Physiology of external auditory canal
The physiological functions of the external auditory canal can be studied under two heads:
1. Auditory functions
2. Non auditory functions
The external canal can be compared to a resonating tube closed at one end and open at the other. It is approximately 2.5 cm long and 0.7 cm in diameter. In a closed cylinder, resonance occurs at a wave length four times the length of the cylinder. For the external canal it could correspond to a resonating frequency of 2.6 KHz. Experiments have shown that external auditory canal contributes a peak 10 - dB gain between 2 and 5 KHz. Although these are relatively small gains, the frequencies that are boosted by the external canal include important speech frequencies.
Non auditory functions:
Maintenance of patency of external canal:
A patent external canal is mandatory for efficient conduction of sound to the ear drum. The most important non auditory function of the external canal is to maintain itself patent, free of debris, infection and foreign bodies. Foreign bodies are prevented from entering the external canal due to the presence of hairs in the cartilagenous portion of the canal.

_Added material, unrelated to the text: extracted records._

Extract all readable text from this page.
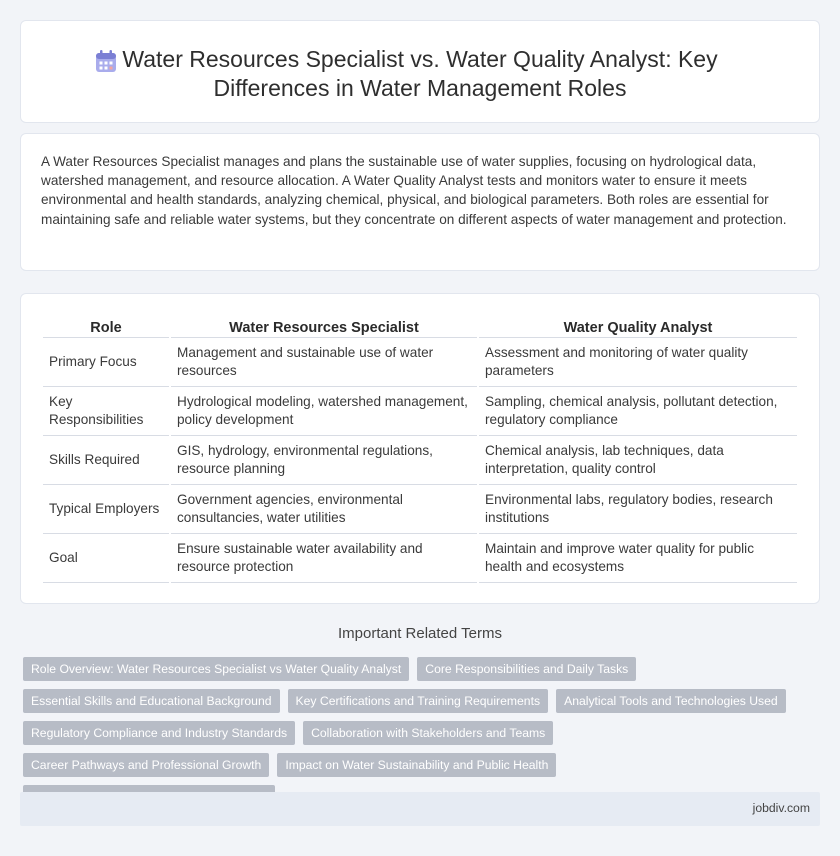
Water Resources Specialist vs. Water Quality Analyst: Key Differences in Water Management Roles

A Water Resources Specialist manages and plans the sustainable use of water supplies, focusing on hydrological data, watershed management, and resource allocation. A Water Quality Analyst tests and monitors water to ensure it meets environmental and health standards, analyzing chemical, physical, and biological parameters. Both roles are essential for maintaining safe and reliable water systems, but they concentrate on different aspects of water management and protection.

Role	Water Resources Specialist	Water Quality Analyst
Primary Focus	Management and sustainable use of water resources	Assessment and monitoring of water quality parameters
Key Responsibilities	Hydrological modeling, watershed management, policy development	Sampling, chemical analysis, pollutant detection, regulatory compliance
Skills Required	GIS, hydrology, environmental regulations, resource planning	Chemical analysis, lab techniques, data interpretation, quality control
Typical Employers	Government agencies, environmental consultancies, water utilities	Environmental labs, regulatory bodies, research institutions
Goal	Ensure sustainable water availability and resource protection	Maintain and improve water quality for public health and ecosystems
Important Related Terms
Role Overview: Water Resources Specialist vs Water Quality Analyst	Core Responsibilities and Daily Tasks
Essential Skills and Educational Background	Key Certifications and Training Requirements	Analytical Tools and Technologies Used
Regulatory Compliance and Industry Standards	Collaboration with Stakeholders and Teams
Career Pathways and Professional Growth	Impact on Water Sustainability and Public Health
jobdiv.com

The hairs are oriented in such a way that their tips are directed laterally. The hairs get sparser as the bony cartilagenous junction is reached. The bony portion of the external canal is totally free of hairs. These hairs are thicker and longer in males i.e. secondary sexual characteristic.
Commonly termed as ear wax is a mixture of the secretory products of the two glands that are found in the cartilagenous portion of the external canal: sebum from sebaceous glands, and the secretory products of ceruminous glands. Desquamated epithelial cells, shed hairs and foreign bodies are also mixed into the cerumen. Genetic differences in the composition of wax have been noted. There are two distinct phenotypes of ear wax, "WET" and "DRY". Dry wax is light greyish in color and is flacky in nature. This type of wax is common in Asians. Wet wax is golden brown in color and is sticky in nature. Wet wax is more common in whites. Wax phenotype is determined by a single gene pair, the wet wax allele being dominant.
Biochemical analysis has shown lipid to be the major component of cerumen. There is no significant difference in cerumen production or composition with respect to age or sex. Cerumen is known to possess significant antimicrobial properties due to the presence of lysozyme. The cerumen of diabetic patients was found to be less acidic than that of non diabetic individuals thereby potentially favouring bacterial growth. The most important protective function of cerumen is its water proofing effect on the external canal. Cerumen is primarily composed of lipids, which are very hydrophobic. Water that enters the external canal do not penetrate cerumen and stagnate. Stagnation of water can always cause epithelial damage and maceration.
Self cleaning function and epithelial migration:
But for nail beds, the skin of the external canal is the only squamous epithelium in the human body that migrates. The purpose of this migration in the external canal is to keep the canal free of debris. In all keratinizing squamous epithelium there is detachment and desquamation of the stratum corneum. In the external canal this occurs in an orderly fashion. The shedding of the epithelium occurs towards the periphery of the external canal. Mastication may have a role to play in this epithelial migration, by alternatively compressing and expanding the cartilagenous canal thus propelling it laterally out of the external canal.